Ketika kita melihat (atau setidaknya mendengar) kejadian atau peristiwa apapun yang terjadi di sekitar kita atau di tempat-tempat yang jauh, kita diperintahkan untuk bisa mengambil “i’tibar” (hikmah dan pelajaran) darinya. Peristiwa-peristiwa tersebut bemacam-macam, ada yang berupa fenomena alam atau fenomena sosial, fenomena politik, ekonomi, budaya, dll. Ada peristiwa yang menggembirakan atau menyedihkan bahkan mengenaskan, ada yang berupa kejadian yang mendadak atau yang memang merupakan akumulasi dari sebuah proses rekayasa yang panjang, dll. Peristiwa-peristiwa tersebut pada hakekatnya merupakan salah satu dari tanda-tanda keagungan Allah SWT, untuk menguji kita, apakah kita bersyukur atau kufur.
Kemampuan mengambil i’tibar ini tentu saja pertama kali harus dimulai dengan “dzikirullah”, baru dilanjutkan dengan “berpikir” tentang fenomena-fenomena tersebut (baik yang bersifat substantif, proses, atau instrumentatif), serta dampak-dampak yang muncul di balik fenomena tersebut. Kemudian kita akhiri dengan “pengakuan” bahwa semuanya ini tidaklah diciptakan dengan sia-sia (bathil), dan kita “bertasbih” serta mohon “perlindungan” dari siksa api neraka (Robbana ma kholaqta hadza bathilan.
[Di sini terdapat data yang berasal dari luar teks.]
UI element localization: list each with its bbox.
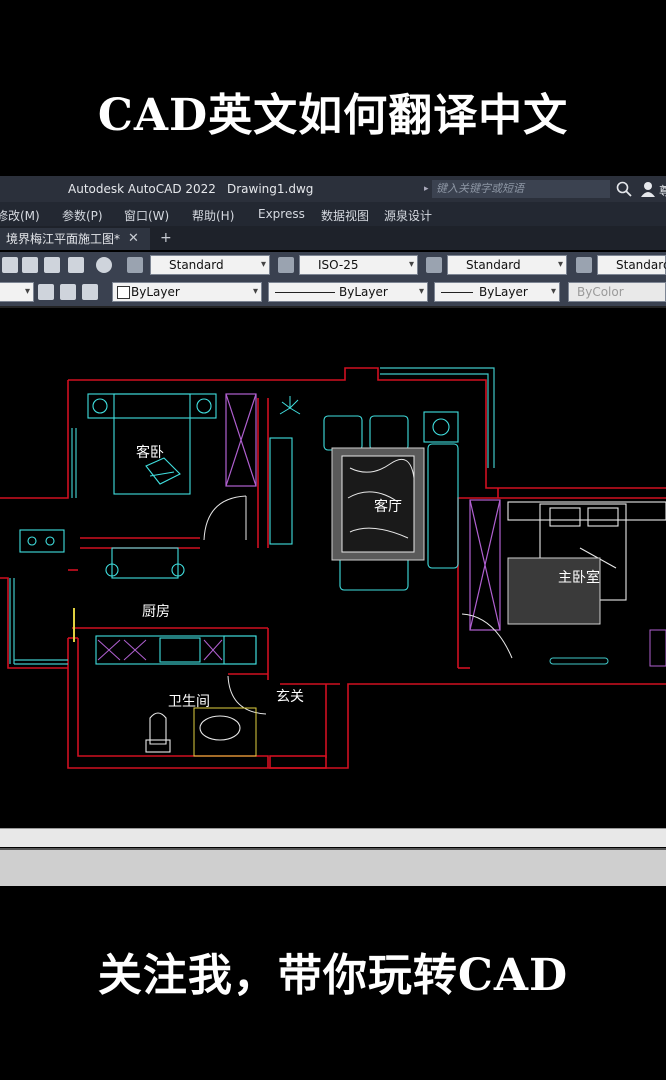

Subhanaka. Faqina ‘adzaban-nar)
IKHTITAM
Demikianlah, lengkap sudah Sembilan Wasiat Allah SWT kepada RasulNya SAW yang kemudian diwasiatkannya kepada kita. Tentu saja, sebagai umatnya, kita harus berusaha untuk mengamalkannya dalam kehidupan sehari-hari, terutama bagi mereka yang mendapatkan 3 amanat paling utama dari Allah SWT, yaitru amanat ilmu bagi para “Ulama’”, amanat kekuasaan bagi para “Umaro’”, dan amanat harta benda bagi para “Aghniya’”. Semoga untuk itu semua, kita selalu nemperoleh taufiq dan hidayah, ma’unah dan inayah serta rahmah dan barokah dari Allah SWT. Amien.